Die spanische Polizei ermittelt zu einem tragischen Vorfall in Valladolid, bei dem ein 16-jähriger Junge an Stichverletzungen in der Brust starb. Hauptverdächtiger der Tötung ist ein 13-jähriger Minderjähriger, der aufgrund seines Alters nicht voll strafrechtlich verantwortlich ist. Der Angriff ereignete sich am Freitagnachmittag in der Calle Democracia und löste landesweit Schock und Diskussionen über zunehmende Jugendgewalt in der Region Kastilien und León aus.

Tödlicher Angriff in Valladolid

Ein 16-jähriger Junge starb nach einem Messerstich in die Brust in der Calle Democracia. Verdächtig ist ein 13-jähriger Minderjähriger.

Festnahmen in Madrid

Im Hauptstadtbezirk Puente de Vallecas wurde eine Frau wegen eines Angriffs auf eine Nachbarin sowie zwei weitere Personen wegen eines Einbruchs in eine Wohnung festgenommen.

Minderjähriger Rückfalltäter gefasst

In Valladolid wurde ein wegen zwei Mordversuchen gesuchter Minderjähriger gefasst, der bei einem routinemäßigen Ladendiebstahl aufflog.

Angriff im Stadtteil Latina

Ein 33-jähriger Mann erlitt schwere Verletzungen nach einem Messerangriff in den Rücken. Der Zustand des Opfers wird als ernst eingestuft.

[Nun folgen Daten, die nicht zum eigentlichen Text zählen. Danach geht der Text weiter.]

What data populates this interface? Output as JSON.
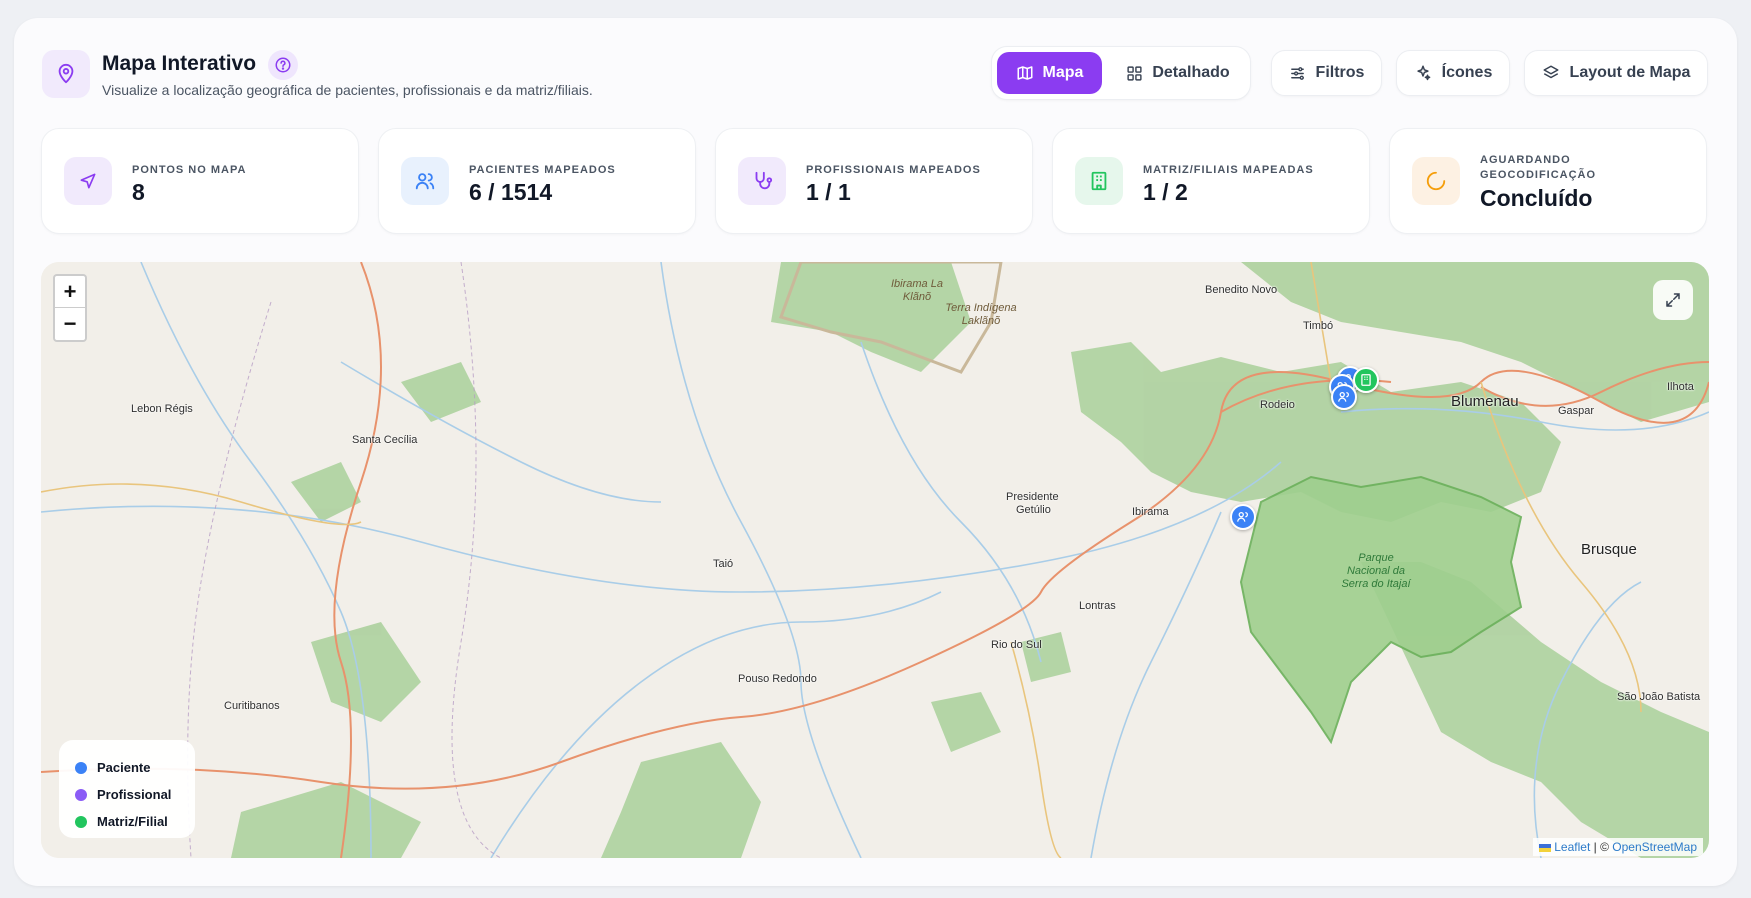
{
  "header": {
    "title": "Mapa Interativo",
    "subtitle": "Visualize a localização geográfica de pacientes, profissionais e da matriz/filiais.",
    "icon": "map-pin-icon",
    "help_icon": "help-circle-icon"
  },
  "toolbar": {
    "view_toggle": [
      {
        "label": "Mapa",
        "icon": "map-icon",
        "active": true
      },
      {
        "label": "Detalhado",
        "icon": "grid-icon",
        "active": false
      }
    ],
    "filters_label": "Filtros",
    "icons_label": "Ícones",
    "layout_label": "Layout de Mapa"
  },
  "stats": [
    {
      "label": "Pontos no mapa",
      "value": "8",
      "icon": "navigation-icon"
    },
    {
      "label": "Pacientes mapeados",
      "value": "6 / 1514",
      "icon": "users-icon"
    },
    {
      "label": "Profissionais mapeados",
      "value": "1 / 1",
      "icon": "stethoscope-icon"
    },
    {
      "label": "Matriz/Filiais mapeadas",
      "value": "1 / 2",
      "icon": "building-icon"
    },
    {
      "label": "Aguardando geocodificação",
      "value": "Concluído",
      "icon": "loader-icon"
    }
  ],
  "map": {
    "zoom_in": "+",
    "zoom_out": "−",
    "places": {
      "benedito_novo": "Benedito Novo",
      "timbo": "Timbó",
      "rodeio": "Rodeio",
      "blumenau": "Blumenau",
      "gaspar": "Gaspar",
      "ilhota": "Ilhota",
      "lebon_regis": "Lebon Régis",
      "santa_cecilia": "Santa Cecília",
      "presidente_getulio_1": "Presidente",
      "presidente_getulio_2": "Getúlio",
      "ibirama": "Ibirama",
      "taio": "Taió",
      "lontras": "Lontras",
      "rio_do_sul": "Rio do Sul",
      "pouso_redondo": "Pouso Redondo",
      "curitibanos": "Curitibanos",
      "brusque": "Brusque",
      "sao_joao_batista": "São João Batista",
      "ibirama_laklano": "Ibirama La Klãnõ",
      "terra_indigena": "Terra Indígena Laklãnõ",
      "parque": "Parque Nacional da Serra do Itajaí"
    },
    "attribution": {
      "leaflet": "Leaflet",
      "separator": "|",
      "copyright": "©",
      "osm": "OpenStreetMap"
    }
  },
  "legend": [
    {
      "label": "Paciente",
      "color": "#3b82f6"
    },
    {
      "label": "Profissional",
      "color": "#8b5cf6"
    },
    {
      "label": "Matriz/Filial",
      "color": "#22c55e"
    }
  ],
  "colors": {
    "accent": "#8b3cf1",
    "patient": "#3b82f6",
    "professional": "#8b5cf6",
    "branch": "#22c55e"
  }
}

Erschütternde Ereignisse spielten sich am vergangenen Freitag gegen 14:30 Uhr in Valladolid ab. Die Rettungsdienste erhielten zahlreiche Meldungen über einen jungen Mann mit schweren Brustverletzungen in der Calle Democracia. Trotz sofortiger medizinischer Intervention starb der 16-jährige Teenager. Die Jugendstaatsanwaltschaft übernahm die Aufsicht über den Fall aufgrund des Alters des mutmaßlichen Täters, der erst 13 Jahre alt ist. Die Ermittler der Nationalpolizei verhörten nicht nur den Hauptverdächtigen, sondern auch ein weiteres minderjähriges Mädchen und eine erwachsene Frau, die sich in der Nähe des Tatorts aufhielten. Dieser Vorfall reiht sich in eine Serie von Angriffen mit Stichwaffen in Spanien ein. Parallel kam es in Madrid zu weiteren brutalen Vorfällen, darunter die schwere Verletzung eines 33-jährigen Mannes im Stadtteil Latina und ein Nachbarschaftsangriff in Puente de Vallecas, wo eine 56-jährige Frau im Krankenhaus um ihr Leben kämpft. Das spanische Recht sieht vor, dass Personen unter 14 Jahren vollständig strafunmündig sind und nicht in eine Besserungsanstalt eingewiesen werden können, was bei schweren Verbrechen im Land heftige politische Debatten auslöst. Die Lage in Valladolid ist besonders angespannt, da der Angriff in unmittelbarer Nähe einer Bildungseinrichtung stattfand. Die Polizei untersucht die Motive des 13-Jährigen und versucht zu klären, ob es sich um eine Abrechnung oder das Ergebnis eines plötzlichen Konflikts handelte. Gleichzeitig nahmen die Behörden in der Region einen weiteren Minderjährigen fest, der wegen drei früherer Mordversuche gesucht wurde. Er wurde nach einem versuchten Diebstahl in einer Parfümerie festgenommen, was ein Schlaglicht auf das Problem jugendlicher Rückfalltäter wirft, die der Aufsicht entgleiten. „Die Polizei hat den Minderjährigen, der nach allen Anhaltspunkten der Täter des Angriffs ist, der Staatsanwaltschaft überstellt.” — Jacinto Canales

Mentioned People

  • Jacinto Canales — Regierungsunterdelegierter in Valladolid, der den Medien Informationen über den tödlichen Angriff übermittelte.